In what could be considered either an experiment in counter-intuitive marketing or a brave response to the introduction of the MacBook Neo and M4 iPad Air, Microsoft has raised prices across the board on its Surface PCs, and not by a few pennies.
In fact, the price increase means the Surface Laptop 7 and Surface Pro 11 now cost $500 more than they did when they first launched at in 2024. Microsoft’s Surface Pro 12-inch will set you back $1,049.
Thanks for the memory
Microsoft says memory and component cost increases are to blame for these price hikes, but it compares pretty poorly to the cost of Apple’s recent products. An entry level MacBook Neo costs just $599, while a far more performant iPad Air with an M4 chip will set you back about the same.

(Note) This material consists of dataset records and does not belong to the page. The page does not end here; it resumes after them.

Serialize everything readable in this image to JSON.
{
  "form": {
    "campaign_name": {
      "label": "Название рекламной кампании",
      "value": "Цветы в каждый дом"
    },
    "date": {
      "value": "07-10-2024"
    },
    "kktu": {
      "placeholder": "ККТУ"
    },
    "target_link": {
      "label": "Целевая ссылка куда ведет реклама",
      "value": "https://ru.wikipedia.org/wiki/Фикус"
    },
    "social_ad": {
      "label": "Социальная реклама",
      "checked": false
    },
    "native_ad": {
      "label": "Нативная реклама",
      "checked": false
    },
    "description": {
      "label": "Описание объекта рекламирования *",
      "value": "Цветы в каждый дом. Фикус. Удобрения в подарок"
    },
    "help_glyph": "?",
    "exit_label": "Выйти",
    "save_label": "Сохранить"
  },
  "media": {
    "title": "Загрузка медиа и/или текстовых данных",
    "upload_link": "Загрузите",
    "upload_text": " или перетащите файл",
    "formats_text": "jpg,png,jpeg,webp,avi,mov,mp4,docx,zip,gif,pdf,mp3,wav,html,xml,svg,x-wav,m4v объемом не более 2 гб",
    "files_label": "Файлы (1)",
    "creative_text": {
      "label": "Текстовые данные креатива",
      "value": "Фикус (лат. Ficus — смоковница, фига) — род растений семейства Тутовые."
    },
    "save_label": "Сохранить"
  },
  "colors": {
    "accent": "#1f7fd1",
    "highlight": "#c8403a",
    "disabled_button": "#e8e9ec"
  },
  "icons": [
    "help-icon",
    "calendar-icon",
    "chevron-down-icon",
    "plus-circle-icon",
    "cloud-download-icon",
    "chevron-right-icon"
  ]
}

Indeed, if you throw Apple’s $100 education discount on a Neo into the mix you can effectively purchase both an Apple tablet and an Apple Mac for the same cost as am entry level Surface Pro.
It’s pretty hard to figure out the best way to spend your money on that basis, right? A Windows machine that may even crash more often than the Apple products it competes with that costs more, or better Apple devices that are quite frankly way more performant. (Omnissa’s 2026 State of Digital Workspace report showed that Windows PCs crash three times more often than Macs).

Birds on the wire
You can choose a Chromebook of course, but in the same price range these tend to be underpowered systems, with the momentum still favoring Apple.
And all the time the background to all of this is that Apple is selling MacBook Neo’s by the train load, with some analysts anticipating up to ten million sales in the current quarter.
Though perhaps for Windows sales the one saving grace might be that some customers may stay with that platform because the new lower-cost Macs have sold out, though perhaps that’s a cruel thing to say.